이제 Deployment를 5개의 Replica로 확장합니다.

kubectl scale deployment -n karpenter-test inflate --replicas 5

실행 결과

deployment.apps/inflate scaled

② Karpenter 로그 확인

이제 Karpenter가 새로운 노드를 프로비저닝하는지 확인하기 위해 로그를 조회합니다. 아래 명령어를 실행하여 karpenter controller Pod의 로그에서 launched nodeclaim 메시지를 확인합니다.

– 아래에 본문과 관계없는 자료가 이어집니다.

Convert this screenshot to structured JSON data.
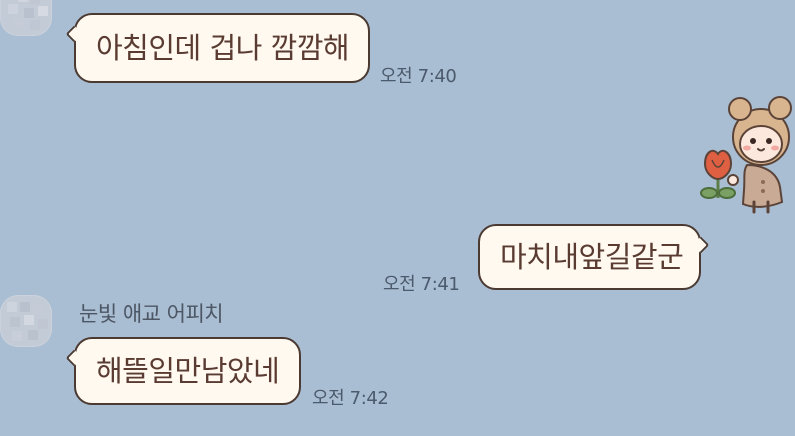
{
  "messages": [
    {
      "side": "left",
      "text": "아침인데 겁나 깜깜해",
      "time": "오전 7:40"
    },
    {
      "side": "right",
      "text": "마치내앞길같군",
      "time": "오전 7:41"
    },
    {
      "side": "left",
      "sender": "눈빛 애교 어피치",
      "text": "해뜰일만남았네",
      "time": "오전 7:42"
    }
  ],
  "colors": {
    "chat_background": "#a9bed2",
    "bubble_fill": "#fff9f0",
    "bubble_border": "#4b3a32",
    "bubble_text": "#5a3b31"
  },
  "icons": {
    "avatar": "blurred-profile-avatar",
    "decoration": "girl-with-bear-ears-holding-flower-icon"
  }
}
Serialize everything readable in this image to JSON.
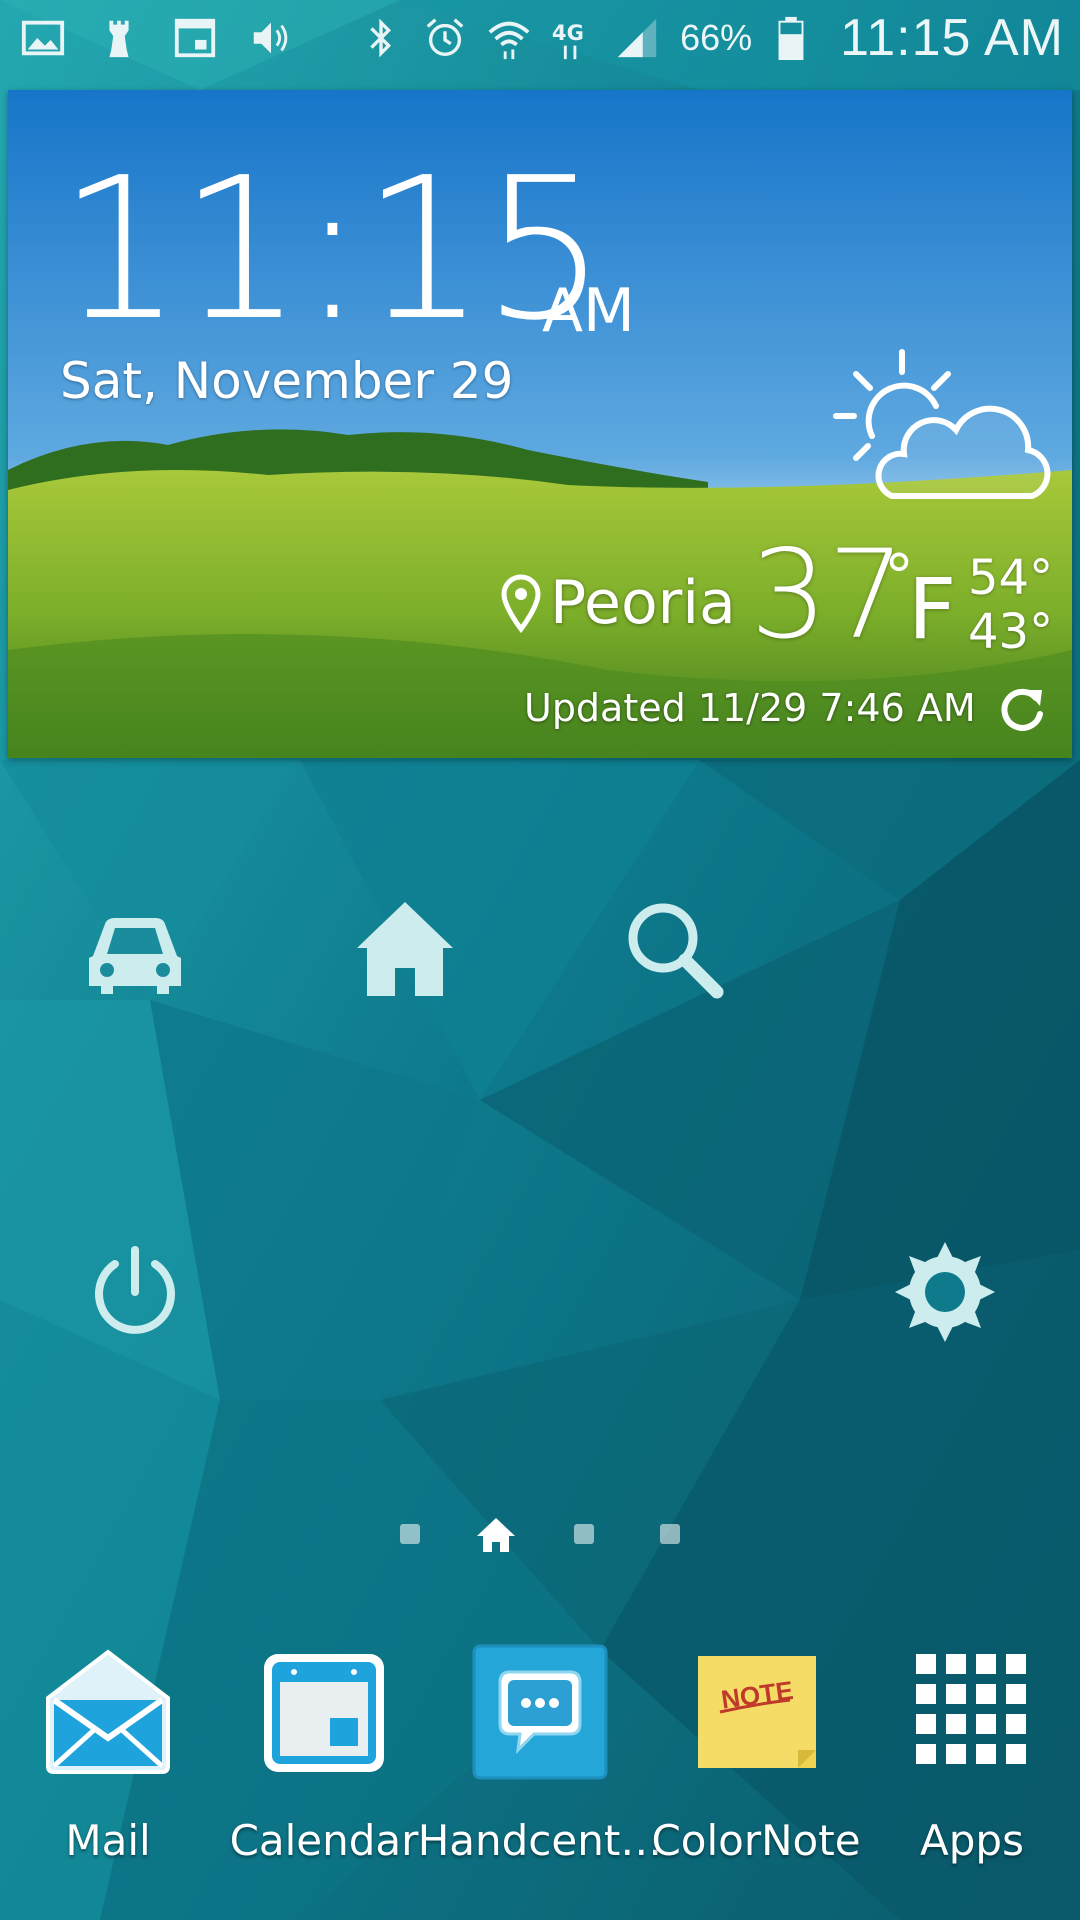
{
  "status_bar": {
    "left_icons": [
      "picture-icon",
      "chess-icon",
      "calendar-small-icon",
      "volume-icon"
    ],
    "right_icons": [
      "bluetooth-icon",
      "alarm-icon",
      "wifi-icon",
      "4g-lte-icon",
      "signal-icon",
      "battery-icon"
    ],
    "battery_percent": "66%",
    "time": "11:15 AM"
  },
  "clock_widget": {
    "time": "11:15",
    "ampm": "AM",
    "date": "Sat, November 29"
  },
  "weather": {
    "icon": "partly-cloudy-icon",
    "location": "Peoria",
    "temperature": "37",
    "degree_symbol": "°",
    "unit": "F",
    "high": "54°",
    "low": "43°",
    "updated": "Updated 11/29 7:46 AM"
  },
  "shortcuts": [
    "car-icon",
    "home-icon",
    "search-icon",
    "power-icon",
    "settings-icon"
  ],
  "pager": {
    "pages": 4,
    "current": 1
  },
  "dock": [
    {
      "label": "Mail",
      "icon": "mail-icon"
    },
    {
      "label": "Calendar",
      "icon": "calendar-icon"
    },
    {
      "label": "Handcent…",
      "icon": "handcent-icon"
    },
    {
      "label": "ColorNote",
      "icon": "colornote-icon",
      "note_text": "NOTE"
    },
    {
      "label": "Apps",
      "icon": "apps-grid-icon"
    }
  ],
  "colors": {
    "wallpaper_dark": "#0a5b6b",
    "wallpaper_light": "#1a9aa6",
    "sky": "#1d82cf",
    "grass": "#7fb52c",
    "mail_blue": "#1ea3dc",
    "note_yellow": "#f4d95c"
  }
}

kubectl -n $KARPENTER_NAMESPACE logs deployment/karpenter --all-containers=true --since=10m

kubectl -n $KARPENTER_NAMESPACE logs ${KARPENTER_READER} --all-containers=true | grep "launched nodeclaim" | jq -s

로그 예시 (출력 결과)

Found 2 pods, using pod/karpenter-77c95d88bd-g7xdw
[
  {
    "level": "INFO",
    "time": "2025-02-03T16:35:32.978Z",
    "logger": "controller",
    "message": "launched nodeclaim",
    "commit": "1bfdc3d",
    "controller": "nodeclaim.lifecycle",
    "controllerGroup": "karpenter.sh",
    "controllerKind": "NodeClaim",
    "NodeClaim": {
      "name": "default-g7qbz"
    },
    "namespace": "",
    "name": "default-g7qbz",
    "reconcileID": "a581f48d-3b9d-4051-92a7-6bcc973e0f9c",
    "provider-id": "aws:///ap-northeast-2b/i-02fd00557cbb11e88",
    "instance-type": "c5a.2xlarge",
    "zone": "ap-northeast-2b",
    "capacity-type": "on-demand",
    "allocatable": {
      "cpu": "7910m",
      "ephemeral-storage": "17Gi",
      "memory": "14162Mi",
      "pods": "58",
      "vpc.amazonaws.com/pod-eni": "38"
    }
  }
]

③ 새로운 노드 생성 확인

eks-node-viewer를 실행 중인 터미널을 보면, 5세대 이상의 c6a.2xlarge 인스턴스 타입의 새로운 노드가 생성된 것을 확인할 수 있습니다. 또한 아래 명령어를 실행하여 Karpenter NodePool에서 관리하는 노드 목록을 조회할 수 있습니다.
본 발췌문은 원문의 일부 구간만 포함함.